Péricles olhou para ela, surpreso.
Antes, Estefânia, mesmo quando era picada por um mosquito, costumava reclamar manhosa para ele.
“Péricles, esse mosquito é muito chato, olha só, fez um calombo enorme em mim, está coçando e doendo.”
Ele sempre a consolava com suavidade: “Então eu vou despedaçá-lo, está bem? Como ousa morder minha Estefânia.”
Ela geralmente não conseguia parar de rir com essas brincadeiras.

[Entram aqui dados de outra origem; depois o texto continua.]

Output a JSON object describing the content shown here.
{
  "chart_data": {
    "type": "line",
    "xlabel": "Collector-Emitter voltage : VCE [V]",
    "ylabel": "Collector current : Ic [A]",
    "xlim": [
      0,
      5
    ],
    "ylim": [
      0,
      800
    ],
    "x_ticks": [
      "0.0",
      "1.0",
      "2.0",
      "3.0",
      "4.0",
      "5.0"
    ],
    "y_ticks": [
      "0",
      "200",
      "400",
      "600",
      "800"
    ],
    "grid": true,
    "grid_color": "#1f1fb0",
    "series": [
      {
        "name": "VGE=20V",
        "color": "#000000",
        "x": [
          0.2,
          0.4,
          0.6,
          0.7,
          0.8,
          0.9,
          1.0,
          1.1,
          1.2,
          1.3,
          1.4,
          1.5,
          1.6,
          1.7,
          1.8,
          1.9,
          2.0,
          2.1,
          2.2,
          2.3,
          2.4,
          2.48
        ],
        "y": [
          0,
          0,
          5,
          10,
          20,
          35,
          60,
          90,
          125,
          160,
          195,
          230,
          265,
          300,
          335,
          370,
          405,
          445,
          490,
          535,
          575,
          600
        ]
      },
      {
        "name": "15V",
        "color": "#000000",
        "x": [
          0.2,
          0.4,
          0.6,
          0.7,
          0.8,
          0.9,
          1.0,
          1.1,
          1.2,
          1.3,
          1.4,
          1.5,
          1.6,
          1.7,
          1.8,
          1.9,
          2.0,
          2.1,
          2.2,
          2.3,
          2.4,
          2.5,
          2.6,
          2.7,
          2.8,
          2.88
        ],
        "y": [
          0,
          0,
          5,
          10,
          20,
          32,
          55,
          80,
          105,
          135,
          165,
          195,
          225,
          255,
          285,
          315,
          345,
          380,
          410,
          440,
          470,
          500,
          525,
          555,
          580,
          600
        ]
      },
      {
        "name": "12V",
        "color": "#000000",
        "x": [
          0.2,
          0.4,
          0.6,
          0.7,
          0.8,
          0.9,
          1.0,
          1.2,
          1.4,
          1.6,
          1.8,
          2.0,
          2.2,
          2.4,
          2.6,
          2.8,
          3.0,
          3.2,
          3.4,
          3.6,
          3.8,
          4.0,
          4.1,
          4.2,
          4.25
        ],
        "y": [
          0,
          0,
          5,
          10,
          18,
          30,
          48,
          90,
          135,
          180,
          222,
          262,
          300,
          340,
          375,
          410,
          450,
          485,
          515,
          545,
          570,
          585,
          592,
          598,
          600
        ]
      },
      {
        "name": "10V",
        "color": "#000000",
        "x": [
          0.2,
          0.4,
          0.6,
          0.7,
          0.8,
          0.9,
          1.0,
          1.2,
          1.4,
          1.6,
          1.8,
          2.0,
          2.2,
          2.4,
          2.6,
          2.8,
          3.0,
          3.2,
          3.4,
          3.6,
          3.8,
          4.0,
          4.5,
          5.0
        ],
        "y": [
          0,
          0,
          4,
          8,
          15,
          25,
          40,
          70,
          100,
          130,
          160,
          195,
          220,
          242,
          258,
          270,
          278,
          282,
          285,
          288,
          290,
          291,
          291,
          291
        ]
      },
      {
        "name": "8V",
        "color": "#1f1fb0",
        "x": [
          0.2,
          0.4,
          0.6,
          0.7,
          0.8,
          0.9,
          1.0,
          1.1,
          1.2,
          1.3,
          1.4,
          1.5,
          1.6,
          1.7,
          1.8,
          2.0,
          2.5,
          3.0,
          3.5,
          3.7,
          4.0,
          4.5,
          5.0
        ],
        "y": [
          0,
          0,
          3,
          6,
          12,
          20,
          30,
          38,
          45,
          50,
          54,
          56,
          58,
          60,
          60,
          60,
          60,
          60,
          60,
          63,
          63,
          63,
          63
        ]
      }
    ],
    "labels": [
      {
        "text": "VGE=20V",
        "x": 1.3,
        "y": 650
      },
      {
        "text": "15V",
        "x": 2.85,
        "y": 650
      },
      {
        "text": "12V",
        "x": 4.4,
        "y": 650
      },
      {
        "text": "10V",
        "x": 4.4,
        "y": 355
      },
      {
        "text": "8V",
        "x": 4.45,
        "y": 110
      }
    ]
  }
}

Dizia que ele era muito infantil.
Ontem, quando ele cuidou do ferimento dela, percebeu que era profundo, mas ela não reclamou de dor em nenhum momento.
Péricles observou Estefânia com uma expressão complexa e disse: “Você… mudou muito.”
“É mesmo?” Ela achou curioso que ele ainda tivesse energia para reparar nessas mudanças. “As pessoas sempre crescem, não é?”
E o crescimento dela
consistiu em aprender a não amá-lo mais.
A não se desesperar mais por ele.
Depois de voltar à vida, por mais que doesse, por mais ódio que sentisse, ela não derramou uma única lágrima.
Tendo retornado do fundo do poço, seu coração já estava morto.
Péricles fixou o olhar no rosto sereno de Estefânia por muito tempo antes de comentar, sem graça: “Crescer é bom, antes você era sensível demais.”
Estefânia não deixou de sentir dor.
Dedos são ligados ao coração, como poderia não sentir nada?
Mas ela sabia que, não importava quanto ela sofresse, aquele homem que um dia a tratou como um tesouro não voltaria a olhá-la com carinho.
Então, por que continuar a fingir fragilidade?
“Péricles, quero ir ao banheiro, pode segurar o soro para mim?” Daniela apareceu na porta do quarto, com o corpo meio inclinado para fora.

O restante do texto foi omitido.